Message Too Old, No Replies

Blog Tag and Author page blocking with robots.txt

seojustin

11:30 pm on Dec 2, 2016 (gmt 0)

I have a blog on my site with author (/blog/author/name) and tag (/blog/tag/tagname) pages starting to add up.There are close to 200 out of about 1200 total pages. My opinion is that these are adding little value and taking up crawl budget.

What do you think about blocking those subfolders in the robots.txt file? And to do that would I just use Disallow: /blog/author/ and Disallow: /blog/tag/ in the robots.txt file?

In addition to blocking them from the crawl I would also NoIndex them from Wordpress so they stopped showing up in SERPs.

How do you all handle Author and Tag pages?

Any thoughts would be greatly appreciated. Thanks

keyplyr

12:14 am on Dec 3, 2016 (gmt 0)

Hi seojustin and welcome to WebmasterWorld [webmasterworld.com]

would I just use Disallow: /blog/author/ and Disallow: /blog/tag/ in the robots.txt file?

Yes, that's correct; which ever works towards your needs.

What "crawl budget." are you referring to?

As for the WP noindex question, I'll yield to those more knowledgeable with WP.

not2easy

2:37 am on Dec 3, 2016 (gmt 0)

Is this a WordPress blog? It's a good idea to limit the types of pages that are indexed since WP offers so many ways to find the same content. The problem with disallowing the pages you don't want to index is that robots will follow links from one part of your site to another. So you can tell Google not to crawl your /tag/ directories but that does not prevent them from being indexed.

Are you using a plugin to create your sitemaps and if so does your plugin give you control of what taxonomy is being submitted?

phranque

5:29 am on Dec 3, 2016 (gmt 0)

The problem with disallowing the pages you don't want to index is that robots will follow links from one part of your site to another. So you can tell Google not to crawl your /tag/ directories but that does not prevent them from being indexed.
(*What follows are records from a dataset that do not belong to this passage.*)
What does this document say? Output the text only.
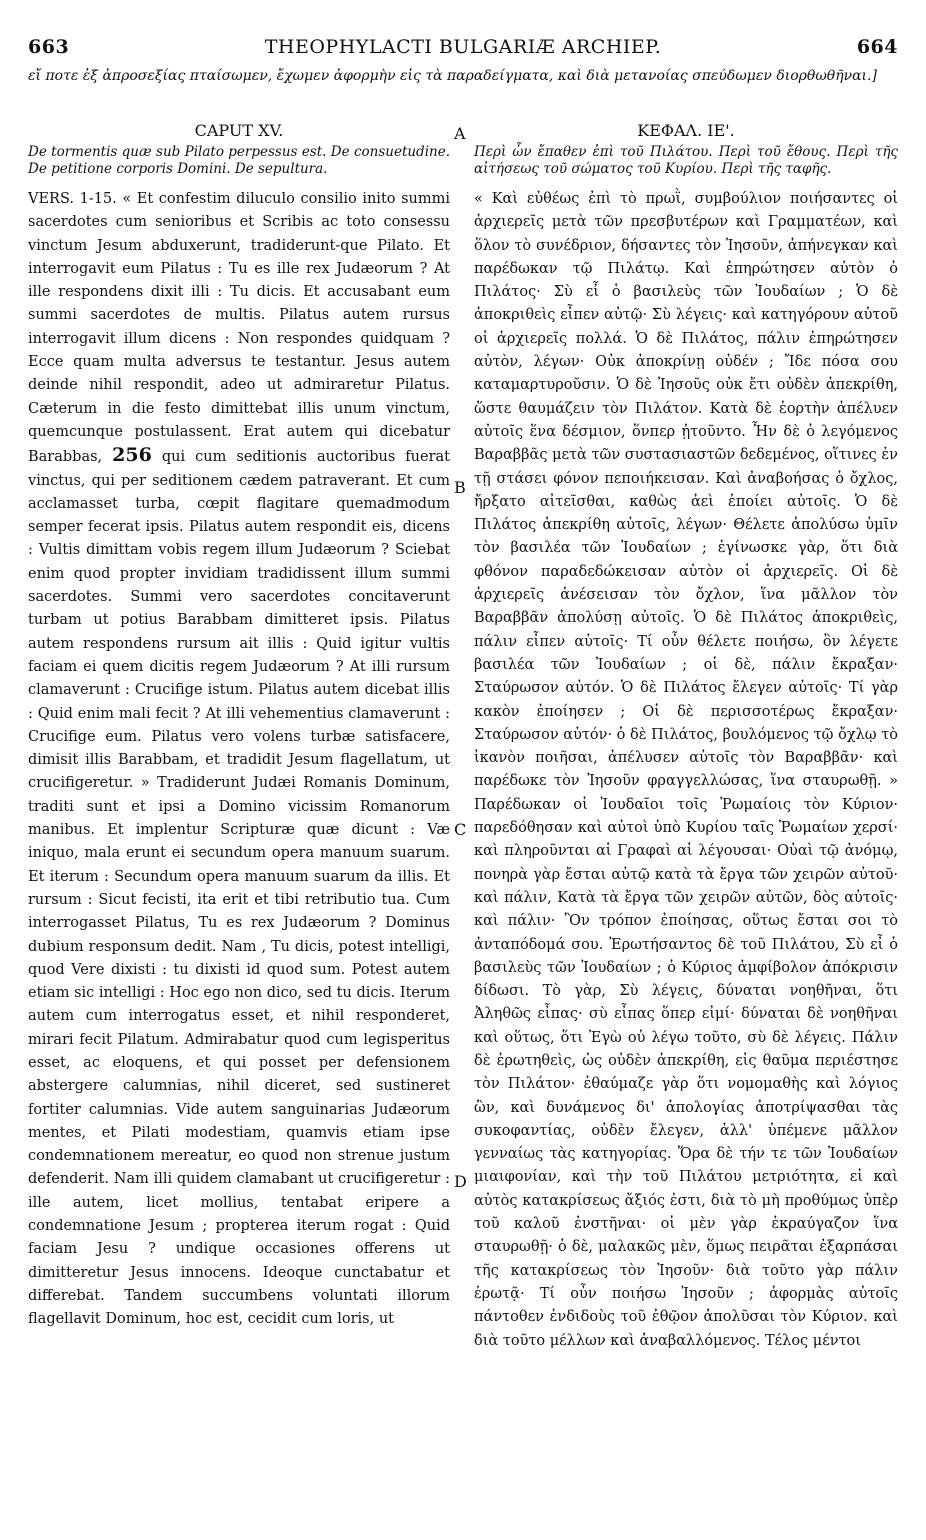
663	THEOPHYLACTI BULGARIÆ ARCHIEP.	664
εἴ ποτε ἐξ ἀπροσεξίας πταίσωμεν, ἔχωμεν ἀφορμὴν εἰς τὰ παραδείγματα, καὶ διὰ μετανοίας σπεύδωμεν διορθωθῆναι.]
A
B
C
D
CAPUT XV.
De tormentis quæ sub Pilato perpessus est. De consuetudine. De petitione corporis Domini. De sepultura.

VERS. 1-15. « Et confestim diluculo consilio inito summi sacerdotes cum senioribus et Scribis ac toto consessu vinctum Jesum abduxerunt, tradiderunt-que Pilato. Et interrogavit eum Pilatus : Tu es ille rex Judæorum ? At ille respondens dixit illi : Tu dicis. Et accusabant eum summi sacerdotes de multis. Pilatus autem rursus interrogavit illum dicens : Non respondes quidquam ? Ecce quam multa adversus te testantur. Jesus autem deinde nihil respondit, adeo ut admiraretur Pilatus. Cæterum in die festo dimittebat illis unum vinctum, quemcunque postulassent. Erat autem qui dicebatur Barabbas, 256 qui cum seditionis auctoribus fuerat vinctus, qui per seditionem cædem patraverant. Et cum acclamasset turba, cœpit flagitare quemadmodum semper fecerat ipsis. Pilatus autem respondit eis, dicens : Vultis dimittam vobis regem illum Judæorum ? Sciebat enim quod propter invidiam tradidissent illum summi sacerdotes. Summi vero sacerdotes concitaverunt turbam ut potius Barabbam dimitteret ipsis. Pilatus autem respondens rursum ait illis : Quid igitur vultis faciam ei quem dicitis regem Judæorum ? At illi rursum clamaverunt : Crucifige istum. Pilatus autem dicebat illis : Quid enim mali fecit ? At illi vehementius clamaverunt : Crucifige eum. Pilatus vero volens turbæ satisfacere, dimisit illis Barabbam, et tradidit Jesum flagellatum, ut crucifigeretur. » Tradiderunt Judæi Romanis Dominum, traditi sunt et ipsi a Domino vicissim Romanorum manibus. Et implentur Scripturæ quæ dicunt : Væ iniquo, mala erunt ei secundum opera manuum suarum. Et iterum : Secundum opera manuum suarum da illis. Et rursum : Sicut fecisti, ita erit et tibi retributio tua. Cum interrogasset Pilatus, Tu es rex Judæorum ? Dominus dubium responsum dedit. Nam , Tu dicis, potest intelligi, quod Vere dixisti : tu dixisti id quod sum. Potest autem etiam sic intelligi : Hoc ego non dico, sed tu dicis. Iterum autem cum interrogatus esset, et nihil responderet, mirari fecit Pilatum. Admirabatur quod cum legisperitus esset, ac eloquens, et qui posset per defensionem abstergere calumnias, nihil diceret, sed sustineret fortiter calumnias. Vide autem sanguinarias Judæorum mentes, et Pilati modestiam, quamvis etiam ipse condemnationem mereatur, eo quod non strenue justum defenderit. Nam illi quidem clamabant ut crucifigeretur : ille autem, licet mollius, tentabat eripere a condemnatione Jesum ; propterea iterum rogat : Quid faciam Jesu ? undique occasiones offerens ut dimitteretur Jesus innocens. Ideoque cunctabatur et differebat. Tandem succumbens voluntati illorum flagellavit Dominum, hoc est, cecidit cum loris, ut

ΚΕΦΑΛ. ΙΕ'.
Περὶ ὧν ἔπαθεν ἐπὶ τοῦ Πιλάτου. Περὶ τοῦ ἔθους. Περὶ τῆς αἰτήσεως τοῦ σώματος τοῦ Κυρίου. Περὶ τῆς ταφῆς.

« Καὶ εὐθέως ἐπὶ τὸ πρωῒ, συμβούλιον ποιήσαντες οἱ ἀρχιερεῖς μετὰ τῶν πρεσβυτέρων καὶ Γραμματέων, καὶ ὅλον τὸ συνέδριον, δήσαντες τὸν Ἰησοῦν, ἀπήνεγκαν καὶ παρέδωκαν τῷ Πιλάτῳ. Καὶ ἐπηρώτησεν αὐτὸν ὁ Πιλάτος· Σὺ εἶ ὁ βασιλεὺς τῶν Ἰουδαίων ; Ὁ δὲ ἀποκριθεὶς εἶπεν αὐτῷ· Σὺ λέγεις· καὶ κατηγόρουν αὐτοῦ οἱ ἀρχιερεῖς πολλά. Ὁ δὲ Πιλάτος, πάλιν ἐπηρώτησεν αὐτὸν, λέγων· Οὐκ ἀποκρίνῃ οὐδέν ; Ἴδε πόσα σου καταμαρτυροῦσιν. Ὁ δὲ Ἰησοῦς οὐκ ἔτι οὐδὲν ἀπεκρίθη, ὥστε θαυμάζειν τὸν Πιλάτον. Κατὰ δὲ ἑορτὴν ἀπέλυεν αὐτοῖς ἕνα δέσμιον, ὅνπερ ᾐτοῦντο. Ἦν δὲ ὁ λεγόμενος Βαραββᾶς μετὰ τῶν συστασιαστῶν δεδεμένος, οἵτινες ἐν τῇ στάσει φόνον πεποιήκεισαν. Καὶ ἀναβοήσας ὁ ὄχλος, ἤρξατο αἰτεῖσθαι, καθὼς ἀεὶ ἐποίει αὐτοῖς. Ὁ δὲ Πιλάτος ἀπεκρίθη αὐτοῖς, λέγων· Θέλετε ἀπολύσω ὑμῖν τὸν βασιλέα τῶν Ἰουδαίων ; ἐγίνωσκε γὰρ, ὅτι διὰ φθόνον παραδεδώκεισαν αὐτὸν οἱ ἀρχιερεῖς. Οἱ δὲ ἀρχιερεῖς ἀνέσεισαν τὸν ὄχλον, ἵνα μᾶλλον τὸν Βαραββᾶν ἀπολύσῃ αὐτοῖς. Ὁ δὲ Πιλάτος ἀποκριθεὶς, πάλιν εἶπεν αὐτοῖς· Τί οὖν θέλετε ποιήσω, ὃν λέγετε βασιλέα τῶν Ἰουδαίων ; οἱ δὲ, πάλιν ἔκραξαν· Σταύρωσον αὐτόν. Ὁ δὲ Πιλάτος ἔλεγεν αὐτοῖς· Τί γὰρ κακὸν ἐποίησεν ; Οἱ δὲ περισσοτέρως ἔκραξαν· Σταύρωσον αὐτόν· ὁ δὲ Πιλάτος, βουλόμενος τῷ ὄχλῳ τὸ ἱκανὸν ποιῆσαι, ἀπέλυσεν αὐτοῖς τὸν Βαραββᾶν· καὶ παρέδωκε τὸν Ἰησοῦν φραγγελλώσας, ἵνα σταυρωθῇ. » Παρέδωκαν οἱ Ἰουδαῖοι τοῖς Ῥωμαίοις τὸν Κύριον· παρεδόθησαν καὶ αὐτοὶ ὑπὸ Κυρίου ταῖς Ῥωμαίων χερσί· καὶ πληροῦνται αἱ Γραφαὶ αἱ λέγουσαι· Οὐαὶ τῷ ἀνόμῳ, πονηρὰ γὰρ ἔσται αὐτῷ κατὰ τὰ ἔργα τῶν χειρῶν αὐτοῦ· καὶ πάλιν, Κατὰ τὰ ἔργα τῶν χειρῶν αὐτῶν, δὸς αὐτοῖς· καὶ πάλιν· Ὃν τρόπον ἐποίησας, οὕτως ἔσται σοι τὸ ἀνταπόδομά σου. Ἐρωτήσαντος δὲ τοῦ Πιλάτου, Σὺ εἶ ὁ βασιλεὺς τῶν Ἰουδαίων ; ὁ Κύριος ἀμφίβολον ἀπόκρισιν δίδωσι. Τὸ γὰρ, Σὺ λέγεις, δύναται νοηθῆναι, ὅτι Ἀληθῶς εἶπας· σὺ εἶπας ὅπερ εἰμί· δύναται δὲ νοηθῆναι καὶ οὕτως, ὅτι Ἐγὼ οὐ λέγω τοῦτο, σὺ δὲ λέγεις. Πάλιν δὲ ἐρωτηθεὶς, ὡς οὐδὲν ἀπεκρίθη, εἰς θαῦμα περιέστησε τὸν Πιλάτον· ἐθαύμαζε γὰρ ὅτι νομομαθὴς καὶ λόγιος ὢν, καὶ δυνάμενος δι' ἀπολογίας ἀποτρίψασθαι τὰς συκοφαντίας, οὐδὲν ἔλεγεν, ἀλλ' ὑπέμενε μᾶλλον γενναίως τὰς κατηγορίας. Ὅρα δὲ τήν τε τῶν Ἰουδαίων μιαιφονίαν, καὶ τὴν τοῦ Πιλάτου μετριότητα, εἰ καὶ αὐτὸς κατακρίσεως ἄξιός ἐστι, διὰ τὸ μὴ προθύμως ὑπὲρ τοῦ καλοῦ ἐνστῆναι· οἱ μὲν γὰρ ἐκραύγαζον ἵνα σταυρωθῇ· ὁ δὲ, μαλακῶς μὲν, ὅμως πειρᾶται ἐξαρπάσαι τῆς κατακρίσεως τὸν Ἰησοῦν· διὰ τοῦτο γὰρ πάλιν ἐρωτᾷ· Τί οὖν ποιήσω Ἰησοῦν ; ἀφορμὰς αὐτοῖς πάντοθεν ἐνδιδοὺς τοῦ ἐθῷον ἀπολῦσαι τὸν Κύριον. καὶ διὰ τοῦτο μέλλων καὶ ἀναβαλλόμενος. Τέλος μέντοι
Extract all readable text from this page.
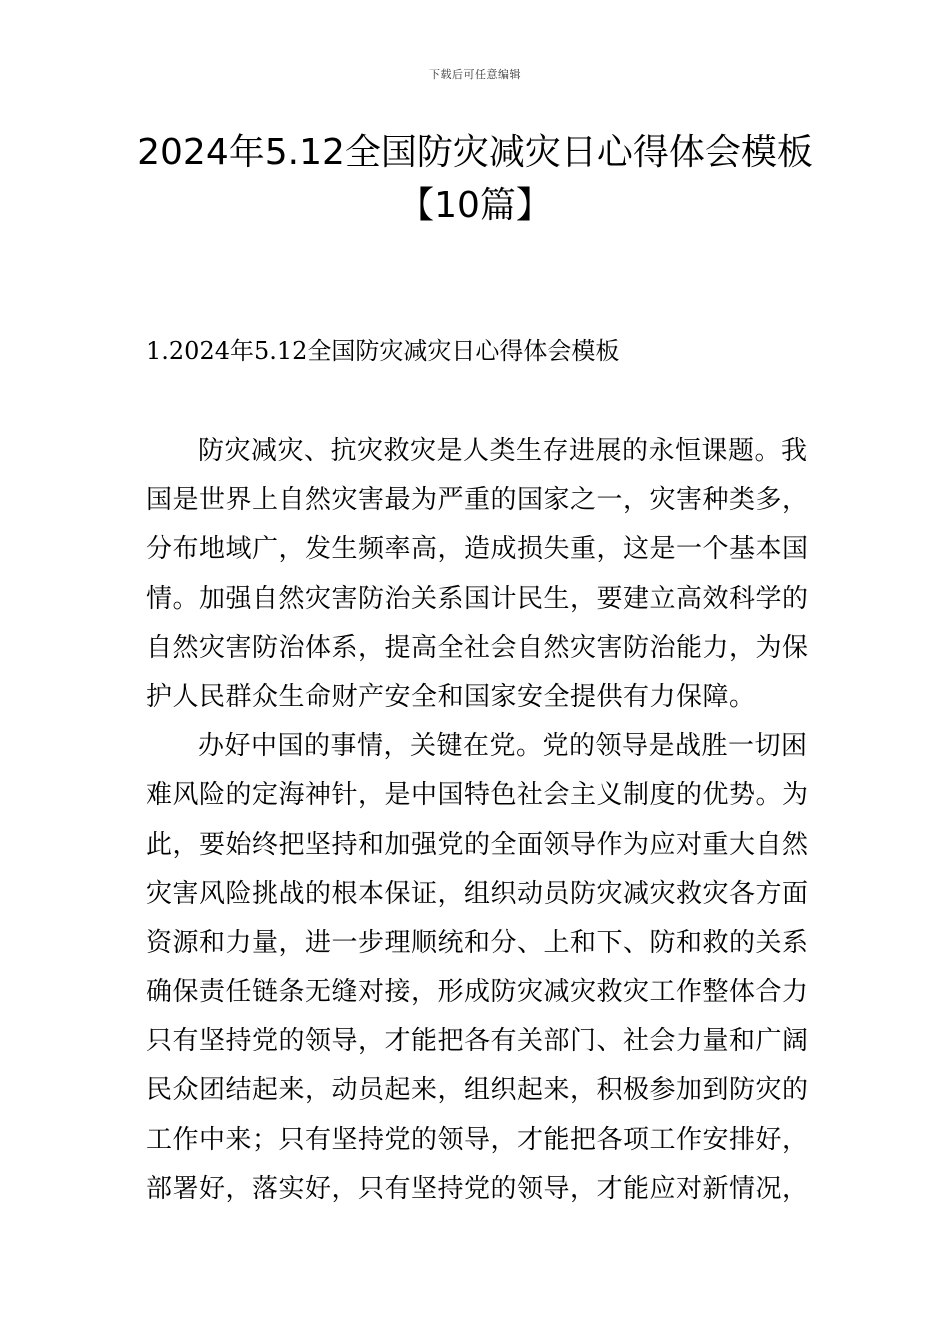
下载后可任意编辑
2024年5.12全国防灾减灾日心得体会模板
【10篇】
1.2024年5.12全国防灾减灾日心得体会模板

防灾减灾、抗灾救灾是人类生存进展的永恒课题。我
国是世界上自然灾害最为严重的国家之一，灾害种类多，
分布地域广，发生频率高，造成损失重，这是一个基本国
情。加强自然灾害防治关系国计民生，要建立高效科学的
自然灾害防治体系，提高全社会自然灾害防治能力，为保
护人民群众生命财产安全和国家安全提供有力保障。

办好中国的事情，关键在党。党的领导是战胜一切困
难风险的定海神针，是中国特色社会主义制度的优势。为
此，要始终把坚持和加强党的全面领导作为应对重大自然
灾害风险挑战的根本保证，组织动员防灾减灾救灾各方面
资源和力量，进一步理顺统和分、上和下、防和救的关系
确保责任链条无缝对接，形成防灾减灾救灾工作整体合力
只有坚持党的领导，才能把各有关部门、社会力量和广阔
民众团结起来，动员起来，组织起来，积极参加到防灾的
工作中来；只有坚持党的领导，才能把各项工作安排好，
部署好，落实好，只有坚持党的领导，才能应对新情况，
another way of stating this is that when the crawler is blocked by robots.txt it won't see the noindex.
it does however know the url and perhaps some anchor text and context...

keyplyr

6:27 am on Dec 3, 2016 (gmt 0)

Which is why access to robots.txt should always be allowed. So don't block the crawler by name, only noindex the specific files/pages.